🤖 AI Summary
This paper studies “optimal group identification” in multi-objective multi-armed bandits: given a set of arms with vector-valued rewards, each group’s performance is characterized by its efficiency vector—i.e., the Pareto front across objectives—and the goal is to identify either the Pareto-optimal group or the linear-weighted-optimal group with guaranteed confidence. We formalize this pure-exploration problem with group structure for the first time, establishing two complementary paradigms: Pareto-set identification and linear-weighted identification. We propose an efficient algorithm integrating adaptive elimination with multi-objective front estimation, derive tight sample complexity upper and lower bounds, and prove its optimality up to constant factors. Experiments on synthetic and real-world multi-objective datasets demonstrate that our method achieves faster convergence and strictly satisfies the prescribed confidence level in misidentification probability, significantly outperforming existing baselines.
📝 Abstract
We introduce the Best Group Identification problem in a multi-objective multi-armed bandit setting, where an agent interacts with groups of arms with vector-valued rewards. The performance of a group is determined by an efficiency vector which represents the group's best attainable rewards across different dimensions.

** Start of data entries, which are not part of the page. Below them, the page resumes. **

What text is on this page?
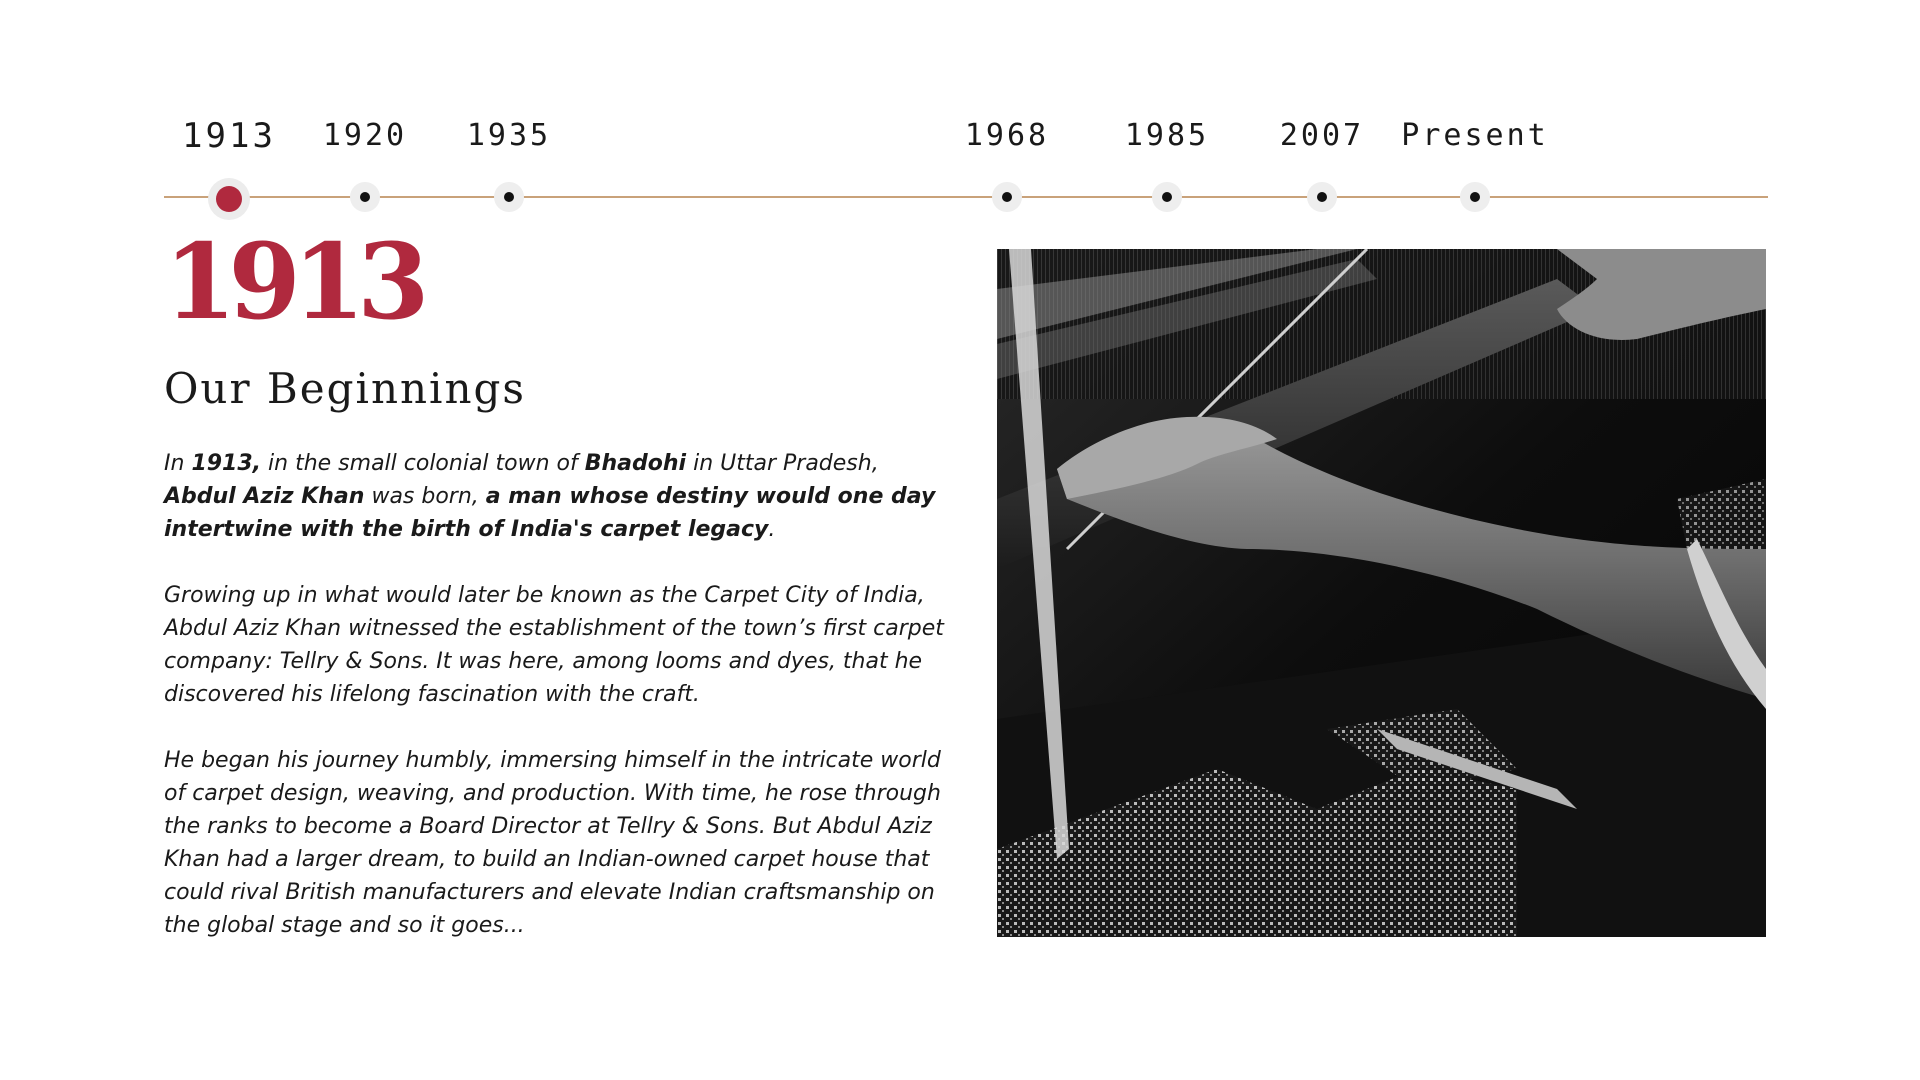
1913 1920 1935	1968	1985 2007 Present
1913
Our Beginnings

In 1913, in the small colonial town of Bhadohi in Uttar Pradesh, Abdul Aziz Khan was born, a man whose destiny would one day intertwine with the birth of India's carpet legacy.

Growing up in what would later be known as the Carpet City of India, Abdul Aziz Khan witnessed the establishment of the town’s first carpet company: Tellry & Sons. It was here, among looms and dyes, that he discovered his lifelong fascination with the craft.

He began his journey humbly, immersing himself in the intricate world of carpet design, weaving, and production. With time, he rose through the ranks to become a Board Director at Tellry & Sons. But Abdul Aziz Khan had a larger dream, to build an Indian-owned carpet house that could rival British manufacturers and elevate Indian craftsmanship on the global stage and so it goes...
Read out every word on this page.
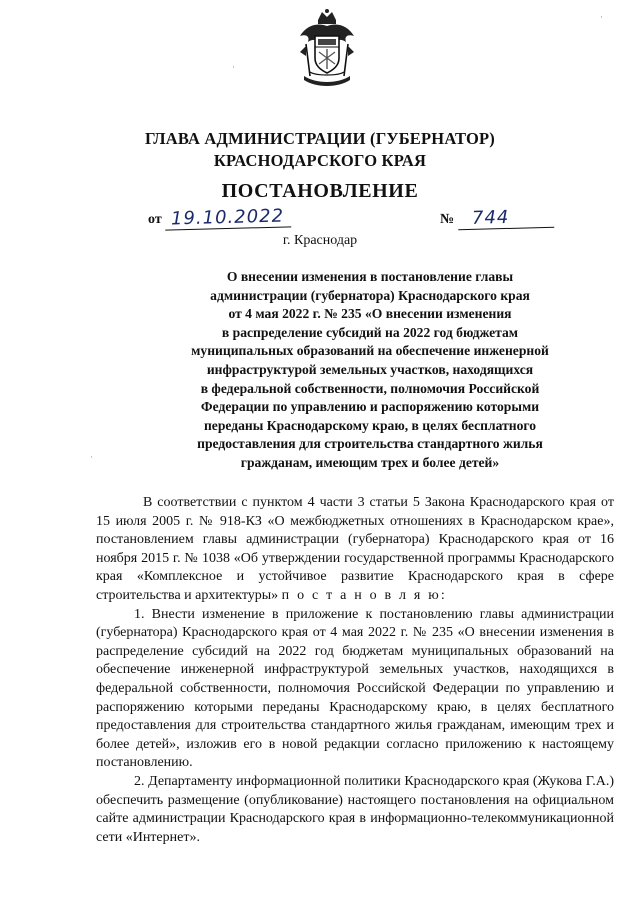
ГЛАВА АДМИНИСТРАЦИИ (ГУБЕРНАТОР)
КРАСНОДАРСКОГО КРАЯ
ПОСТАНОВЛЕНИЕ
от 19.10.2022	№ 744
г. Краснодар
О внесении изменения в постановление главы
администрации (губернатора) Краснодарского края
от 4 мая 2022 г. № 235 «О внесении изменения
в распределение субсидий на 2022 год бюджетам
муниципальных образований на обеспечение инженерной
инфраструктурой земельных участков, находящихся
в федеральной собственности, полномочия Российской
Федерации по управлению и распоряжению которыми
переданы Краснодарскому краю, в целях бесплатного
предоставления для строительства стандартного жилья
гражданам, имеющим трех и более детей»

В соответствии с пунктом 4 части 3 статьи 5 Закона Краснодарского края от 15 июля 2005 г. № 918-КЗ «О межбюджетных отношениях в Краснодарском крае», постановлением главы администрации (губернатора) Краснодарского края от 16 ноября 2015 г. № 1038 «Об утверждении государственной программы Краснодарского края «Комплексное и устойчивое развитие Краснодарского края в сфере строительства и архитектуры» п о с т а н о в л я ю:

1. Внести изменение в приложение к постановлению главы администрации (губернатора) Краснодарского края от 4 мая 2022 г. № 235 «О внесении изменения в распределение субсидий на 2022 год бюджетам муниципальных образований на обеспечение инженерной инфраструктурой земельных участков, находящихся в федеральной собственности, полномочия Российской Федерации по управлению и распоряжению которыми переданы Краснодарскому краю, в целях бесплатного предоставления для строительства стандартного жилья гражданам, имеющим трех и более детей», изложив его в новой редакции согласно приложению к настоящему постановлению.

2. Департаменту информационной политики Краснодарского края (Жукова Г.А.) обеспечить размещение (опубликование) настоящего постановления на официальном сайте администрации Краснодарского края в информационно-телекоммуникационной сети «Интернет».

·
·
·
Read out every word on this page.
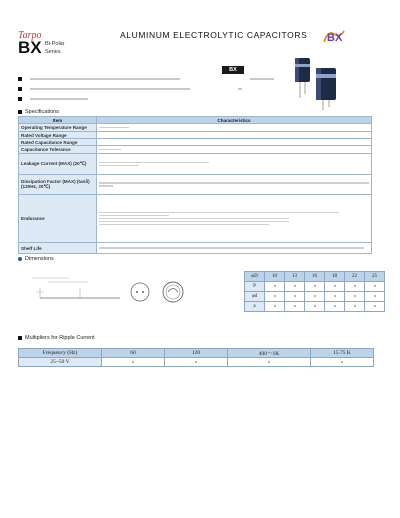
Tarpo	ALUMINUM ELECTROLYTIC CAPACITORS BX
BX Bi-Polar
Series
BX
Specifications
Item	Characteristics
Operating Temperature Range	

Rated Voltage Range	
Rated Capacitance Range	
Capacitance Tolerance	

Leakage Current (MAX) (20℃)	

Dissipation Factor (MAX) (tanδ) (120Hz, 20℃)	

Endurance	

Shelf Life	
Dimensions
φD	10	13	16	18	22	25
P						
φd						
a						
Multipliers for Ripple Current
Frequency (Hz)	60	120	400～1K	15.75 K
25~50 V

The objective is to identify the set of optimal groups in the fixed-confidence setting. We investigate two key formulations: group Pareto set identification, where efficiency vectors of optimal groups are Pareto optimal and linear best group identification, where each reward dimension has a known weight and the optimal group maximizes the weighted sum of its efficiency vector's entries. For both settings, we propose elimination-based algorithms, establish upper bounds on their sample complexity, and derive lower bounds that apply to any correct algorithm. Through numerical experiments, we demonstrate the strong empirical performance of the proposed algorithms.